À l’exception de quelques vagues témoignages, au début de l’enquête, cette arme est la seule piste. Elle a été dérobée à un gendarme six mois plus tôt.

Trois jours après cet assassinat, un mystérieux groupe dit des « anonymes » le revendique dans un verbiage de trois pages qui se termine par : « L’arme utilisée pour l’action contre le préfet Erignac provient de la gendarmerie de Pietrosella (MAS sous licence Beretta A 00199) ».

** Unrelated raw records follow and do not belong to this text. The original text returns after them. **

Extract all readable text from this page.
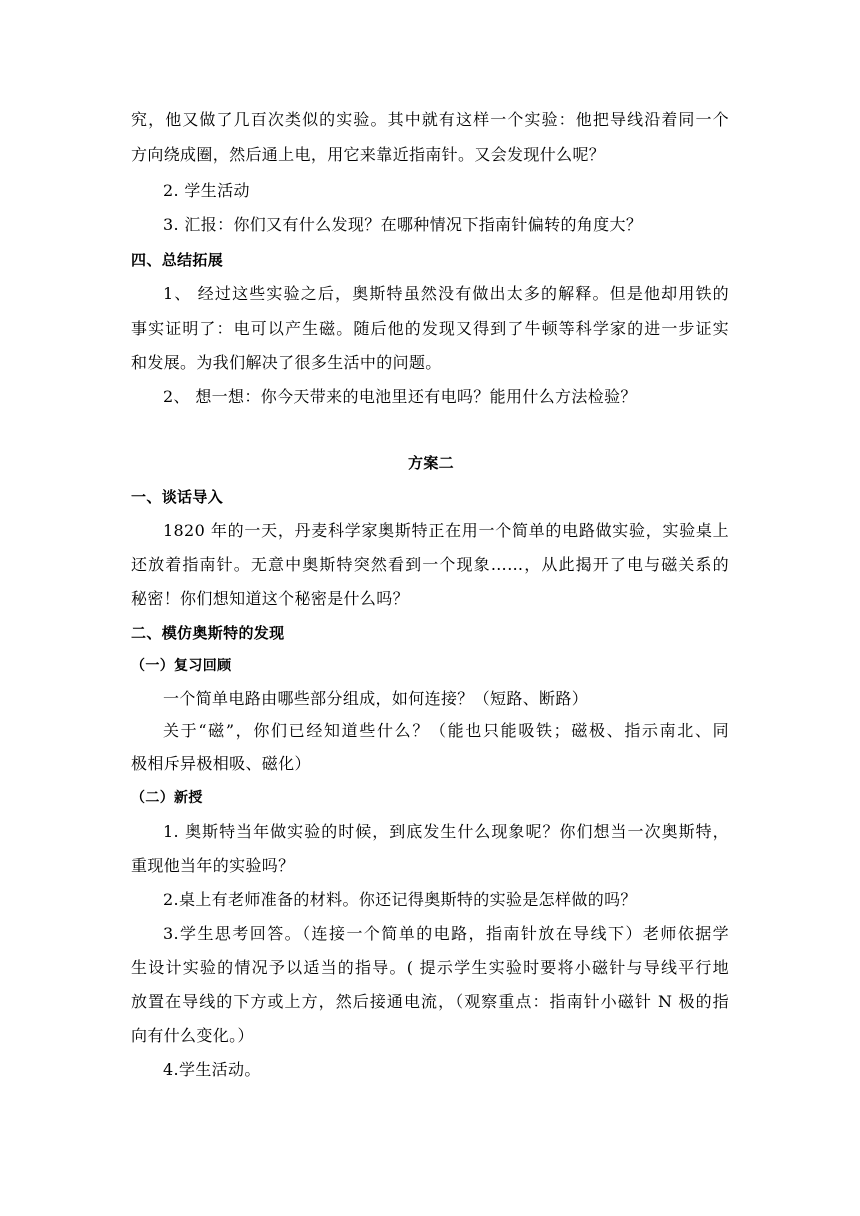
究，他又做了几百次类似的实验。其中就有这样一个实验：他把导线沿着同一个
方向绕成圈，然后通上电，用它来靠近指南针。又会发现什么呢？
2. 学生活动
3. 汇报：你们又有什么发现？在哪种情况下指南针偏转的角度大？
四、总结拓展
1、 经过这些实验之后，奥斯特虽然没有做出太多的解释。但是他却用铁的
事实证明了：电可以产生磁。随后他的发现又得到了牛顿等科学家的进一步证实
和发展。为我们解决了很多生活中的问题。
2、 想一想：你今天带来的电池里还有电吗？能用什么方法检验？
方案二
一、谈话导入
1820 年的一天，丹麦科学家奥斯特正在用一个简单的电路做实验，实验桌上
还放着指南针。无意中奥斯特突然看到一个现象……，从此揭开了电与磁关系的
秘密！你们想知道这个秘密是什么吗？
二、模仿奥斯特的发现
（一）复习回顾
一个简单电路由哪些部分组成，如何连接？（短路、断路）
关于“磁”，你们已经知道些什么？（能也只能吸铁；磁极、指示南北、同
极相斥异极相吸、磁化）
（二）新授
1. 奥斯特当年做实验的时候，到底发生什么现象呢？你们想当一次奥斯特，
重现他当年的实验吗？
2.桌上有老师准备的材料。你还记得奥斯特的实验是怎样做的吗？
3.学生思考回答。（连接一个简单的电路，指南针放在导线下）老师依据学
生设计实验的情况予以适当的指导。( 提示学生实验时要将小磁针与导线平行地
放置在导线的下方或上方，然后接通电流，（观察重点：指南针小磁针 N 极的指
向有什么变化。）
4.学生活动。
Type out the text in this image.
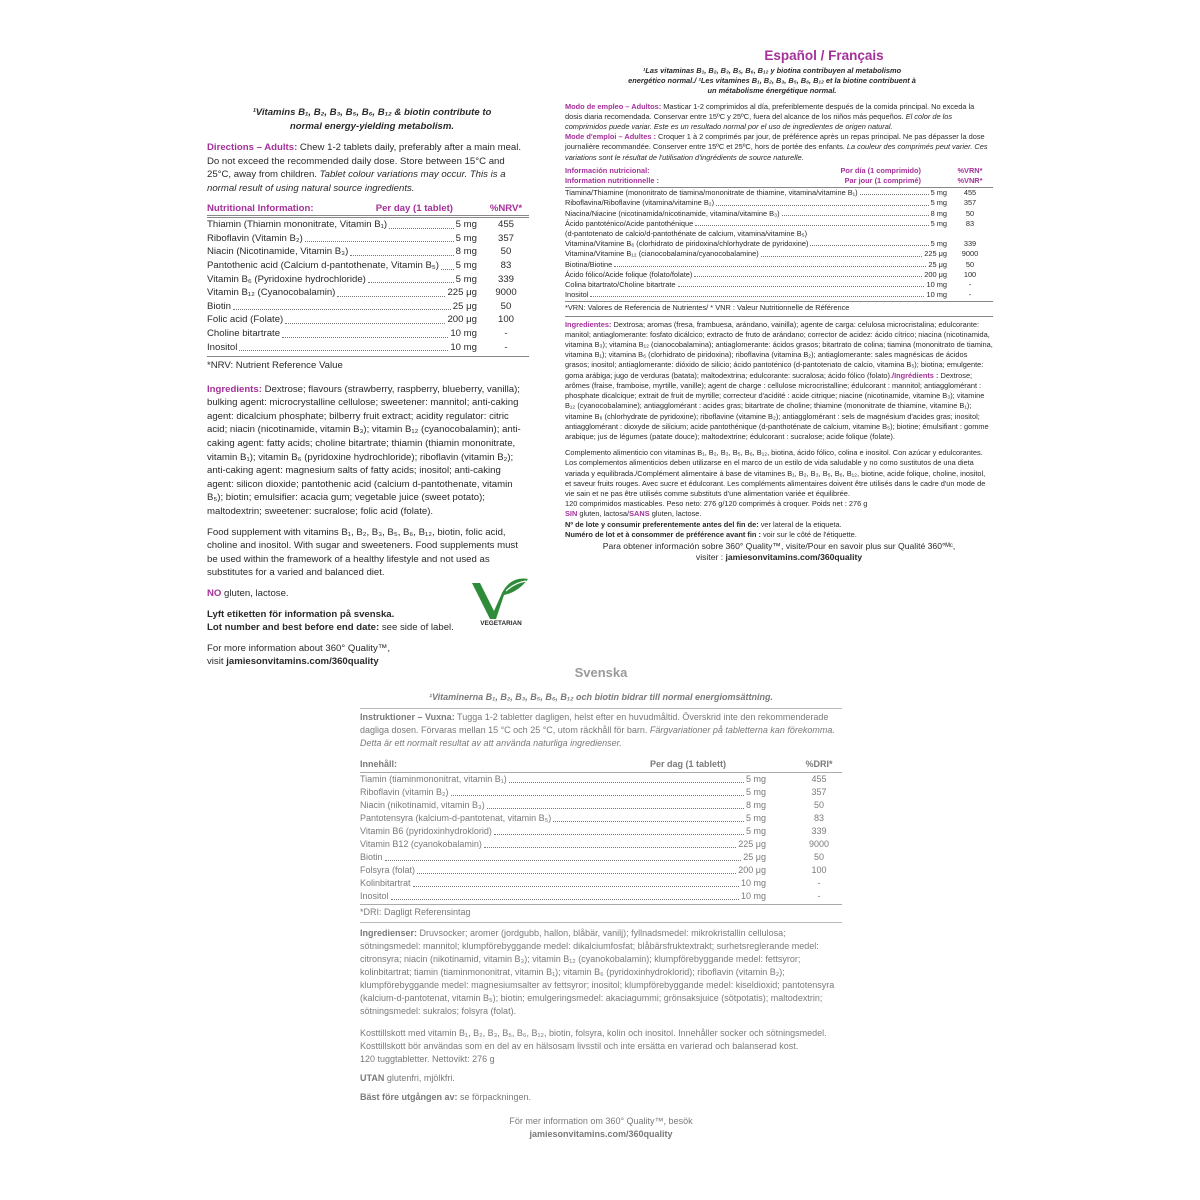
¹Vitamins B₁, B₂, B₃, B₅, B₆, B₁₂ & biotin contribute to normal energy-yielding metabolism.

Directions – Adults: Chew 1-2 tablets daily, preferably after a main meal. Do not exceed the recommended daily dose. Store between 15°C and 25°C, away from children. Tablet colour variations may occur. This is a normal result of using natural source ingredients.

Nutritional Information:	Per day (1 tablet)	%NRV*
Thiamin (Thiamin mononitrate, Vitamin B₁)	5 mg	455
Riboflavin (Vitamin B₂)	5 mg	357
Niacin (Nicotinamide, Vitamin B₃)	8 mg	50
Pantothenic acid (Calcium d-pantothenate, Vitamin B₅) 5 mg	83
Vitamin B₆ (Pyridoxine hydrochloride)	5 mg	339
Vitamin B₁₂ (Cyanocobalamin)	225 μg	9000
Biotin	25 μg	50
Folic acid (Folate)	200 μg	100
Choline bitartrate	10 mg	-
Inositol	10 mg	-

*NRV: Nutrient Reference Value

Ingredients: Dextrose; flavours (strawberry, raspberry, blueberry, vanilla); bulking agent: microcrystalline cellulose; sweetener: mannitol; anti-caking agent: dicalcium phosphate; bilberry fruit extract; acidity regulator: citric acid; niacin (nicotinamide, vitamin B₃); vitamin B₁₂ (cyanocobalamin); anti-caking agent: fatty acids; choline bitartrate; thiamin (thiamin mononitrate, vitamin B₁); vitamin B₆ (pyridoxine hydrochloride); riboflavin (vitamin B₂); anti-caking agent: magnesium salts of fatty acids; inositol; anti-caking agent: silicon dioxide; pantothenic acid (calcium d-pantothenate, vitamin B₅); biotin; emulsifier: acacia gum; vegetable juice (sweet potato); maltodextrin; sweetener: sucralose; folic acid (folate).

Food supplement with vitamins B₁, B₂, B₃, B₅, B₆, B₁₂, biotin, folic acid, choline and inositol. With sugar and sweeteners. Food supplements must be used within the framework of a healthy lifestyle and not used as substitutes for a varied and balanced diet.

NO gluten, lactose.

Lyft etiketten för information på svenska.

Lot number and best before end date: see side of label.

For more information about 360° Quality™,

visit jamiesonvitamins.com/360quality

VEGETARIAN

Español / Français

¹Las vitaminas B₁, B₂, B₃, B₅, B₆, B₁₂ y biotina contribuyen al metabolismo energético normal./ ¹Les vitamines B₁, B₂, B₃, B₅, B₆, B₁₂ et la biotine contribuent à un métabolisme énergétique normal.

Modo de empleo – Adultos: Masticar 1-2 comprimidos al día, preferiblemente después de la comida principal. No exceda la dosis diaria recomendada. Conservar entre 15ºC y 25ºC, fuera del alcance de los niños más pequeños. El color de los comprimidos puede variar. Este es un resultado normal por el uso de ingredientes de origen natural.

Mode d'emploi – Adultes : Croquer 1 à 2 comprimés par jour, de préférence après un repas principal. Ne pas dépasser la dose journalière recommandée. Conserver entre 15ºC et 25ºC, hors de portée des enfants. La couleur des comprimés peut varier. Ces variations sont le résultat de l'utilisation d'ingrédients de source naturelle.

Información nutricional:	Por día (1 comprimido)	%VRN*
Information nutritionnelle :	Par jour (1 comprimé)	%VNR*
Tiamina/Thiamine (mononitrato de tiamina/mononitrate de thiamine, vitamina/vitamine B₁)	5 mg	455
Riboflavina/Riboflavine (vitamina/vitamine B₂)	5 mg	357
Niacina/Niacine (nicotinamida/nicotinamide, vitamina/vitamine B₃)	8 mg	50
Ácido pantoténico/Acide pantothénique	5 mg	83
(d-pantotenato de calcio/d-pantothénate de calcium, vitamina/vitamine B₅)
Vitamina/Vitamine B₆ (clorhidrato de piridoxina/chlorhydrate de pyridoxine)	5 mg	339
Vitamina/Vitamine B₁₂ (cianocobalamina/cyanocobalamine)	225 μg	9000
Biotina/Biotine	25 μg	50
Ácido fólico/Acide folique (folato/folate)	200 μg	100
Colina bitartrato/Choline bitartrate	10 mg	-
Inositol	10 mg	-

*VRN: Valores de Referencia de Nutrientes/ * VNR : Valeur Nutritionnelle de Référence

Ingredientes: Dextrosa; aromas (fresa, frambuesa, arándano, vainilla); agente de carga: celulosa microcristalina; edulcorante: manitol; antiaglomerante: fosfato dicálcico; extracto de fruto de arándano; corrector de acidez: ácido cítrico; niacina (nicotinamida, vitamina B₃); vitamina B₁₂ (cianocobalamina); antiaglomerante: ácidos grasos; bitartrato de colina; tiamina (mononitrato de tiamina, vitamina B₁); vitamina B₆ (clorhidrato de piridoxina); riboflavina (vitamina B₂); antiaglomerante: sales magnésicas de ácidos grasos; inositol; antiaglomerante: dióxido de silicio; ácido pantoténico (d-pantotenato de calcio, vitamina B₅); biotina; emulgente: goma arábiga; jugo de verduras (batata); maltodextrina; edulcorante: sucralosa; ácido fólico (folato)./Ingrédients : Dextrose; arômes (fraise, framboise, myrtille, vanille); agent de charge : cellulose microcristalline; édulcorant : mannitol; antiagglomérant : phosphate dicalcique; extrait de fruit de myrtille; correcteur d'acidité : acide citrique; niacine (nicotinamide, vitamine B₃); vitamine B₁₂ (cyanocobalamine); antiagglomérant : acides gras; bitartrate de choline; thiamine (mononitrate de thiamine, vitamine B₁); vitamine B₆ (chlorhydrate de pyridoxine); riboflavine (vitamine B₂); antiagglomérant : sels de magnésium d'acides gras; inositol; antiagglomérant : dioxyde de silicium; acide pantothénique (d-panthoténate de calcium, vitamine B₅); biotine; émulsifiant : gomme arabique; jus de légumes (patate douce); maltodextrine; édulcorant : sucralose; acide folique (folate).

Complemento alimenticio con vitaminas B₁, B₂, B₃, B₅, B₆, B₁₂, biotina, ácido fólico, colina e inositol. Con azúcar y edulcorantes. Los complementos alimenticios deben utilizarse en el marco de un estilo de vida saludable y no como sustitutos de una dieta variada y equilibrada./Complément alimentaire à base de vitamines B₁, B₂, B₃, B₅, B₆, B₁₂, biotine, acide folique, choline, inositol, et saveur fruits rouges. Avec sucre et édulcorant. Les compléments alimentaires doivent être utilisés dans le cadre d'un mode de vie sain et ne pas être utilisés comme substituts d'une alimentation variée et équilibrée.

120 comprimidos masticables. Peso neto: 276 g/120 comprimés à croquer. Poids net : 276 g

SIN gluten, lactosa/SANS gluten, lactose.

Nº de lote y consumir preferentemente antes del fin de: ver lateral de la etiqueta.

Numéro de lot et à consommer de préférence avant fin : voir sur le côté de l'étiquette.

Para obtener información sobre 360° Quality™, visite/Pour en savoir plus sur Qualité 360°ᴹᶜ,

visiter : jamiesonvitamins.com/360quality

Svenska

¹Vitaminerna B₁, B₂, B₃, B₅, B₆, B₁₂ och biotin bidrar till normal energiomsättning.

Instruktioner – Vuxna: Tugga 1-2 tabletter dagligen, helst efter en huvudmåltid. Överskrid inte den rekommenderade dagliga dosen. Förvaras mellan 15 °C och 25 °C, utom räckhåll för barn. Färgvariationer på tabletterna kan förekomma. Detta är ett normalt resultat av att använda naturliga ingredienser.

Innehåll:	Per dag (1 tablett)	%DRI*
Tiamin (tiaminmononitrat, vitamin B₁)	5 mg	455
Riboflavin (vitamin B₂)	5 mg	357
Niacin (nikotinamid, vitamin B₃)	8 mg	50
Pantotensyra (kalcium-d-pantotenat, vitamin B₅)	5 mg	83
Vitamin B6 (pyridoxinhydroklorid)	5 mg	339
Vitamin B12 (cyanokobalamin)	225 μg	9000
Biotin	25 μg	50
Folsyra (folat)	200 μg	100
Kolinbitartrat	10 mg	-
Inositol	10 mg	-

*DRI: Dagligt Referensintag

Ingredienser: Druvsocker; aromer (jordgubb, hallon, blåbär, vanilj); fyllnadsmedel: mikrokristallin cellulosa; sötningsmedel: mannitol; klumpförebyggande medel: dikalciumfosfat; blåbärsfruktextrakt; surhetsreglerande medel: citronsyra; niacin (nikotinamid, vitamin B₃); vitamin B₁₂ (cyanokobalamin); klumpförebyggande medel: fettsyror; kolinbitartrat; tiamin (tiaminmononitrat, vitamin B₁); vitamin B₆ (pyridoxinhydroklorid); riboflavin (vitamin B₂); klumpförebyggande medel: magnesiumsalter av fettsyror; inositol; klumpförebyggande medel: kiseldioxid; pantotensyra (kalcium-d-pantotenat, vitamin B₅); biotin; emulgeringsmedel: akaciagummi; grönsaksjuice (sötpotatis); maltodextrin; sötningsmedel: sukralos; folsyra (folat).

Kosttillskott med vitamin B₁, B₂, B₃, B₅, B₆, B₁₂, biotin, folsyra, kolin och inositol. Innehåller socker och sötningsmedel.

Kosttillskott bör användas som en del av en hälsosam livsstil och inte ersätta en varierad och balanserad kost.

120 tuggtabletter. Nettovikt: 276 g

UTAN glutenfri, mjölkfri.

Bäst före utgången av: se förpackningen.

För mer information om 360° Quality™, besök

jamiesonvitamins.com/360quality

Les enquêteurs de la DNAT (division nationale antiterroriste) n’ont pas attendu cette revendication pour s’engouffrer dans la piste qui leur était ainsi offerte. Ce qu’ils appellent « la piste agricole ». Le 9 février, ils arrêtent Marcel Lorenzini, un militant actif de la mouvance nationaliste qui est soupçonné de longue date d’avoir participé à l’attentat contre la gendarmerie de Pietrosella. Un coupable désigné.

Les policiers sont alors persuadés d’avoir quasiment bouclé leur enquête. Et plus d’un an plus tard, ils arrêteront un autre agriculteur et militant nationaliste, Mathieu Filidori, soupçonné d’être l’un des complices de Lorenzini. Tous deux seront relâchés par la suite, lorsqu’on connaîtra le nom des véritables suspects.

Bizarrement, l’élément charnière de cette enquête est ailleurs. Il s’agit de l’affaire dite des paillotes. En effet, à la suite de la mise en examen du préfet Bernard Bonnet (le remplaçant de Claude Erignac), il semble que certaines personnes aient redouté les déclarations qu’il pourrait faire à la presse – pour se venger. Car Bonnet est persuadé d’avoir été victime d’un complot. Son avocat, Me Vergès, parlera même d’une « opération barbouzade ». Un préfet qui gêne alors que le gouvernement Jospin « s’apprête à négocier avec les clandestins ».bouc-emissaire_ougen__umourcom.1235130220.jpg
Bonnet pourrait notamment parler des trois rapports (novembre et décembre 1998, février 1999) qu’il a fait parvenir au procureur et dans lesquels, il indique le nom de l’un des assassins présumé de son prédécesseur : Alain Ferrandi. Renseignement dont personne n’a jamais tenu compte.

Du coup, après de longues surveillances, les 21 et 22 mai 1999, les hommes de la DNAT, dirigés par le commissaire Roger Marion, arrêtent Ferrandi et huit personnes de son entourage. Les chefs n’y croient pas trop, mais les policiers de base sentent tout de suite que cette fois, ils ont fait mouche. Les suspects sont habilement cuisinés et au bout de 24 heures, dans la nuit du 22 au 23, devant le commandant de police Georges Lebbos, l’un d’eux craque. Et dans la foulée, il balance le nom de deux autres complices et de Colonna, qu’il désigne comme celui qui tenait l’arme.

Ici, se produit un petit cafouillage lourd de conséquences. Au lieu de foncer sur place, les policiers attendent le petit matin. Manque d’effectifs ? Fatigue ? Défaut de commandement ? Résultat, sur les trois hommes désignés, deux sont arrêtés et Yvan Colonna se fait la belle.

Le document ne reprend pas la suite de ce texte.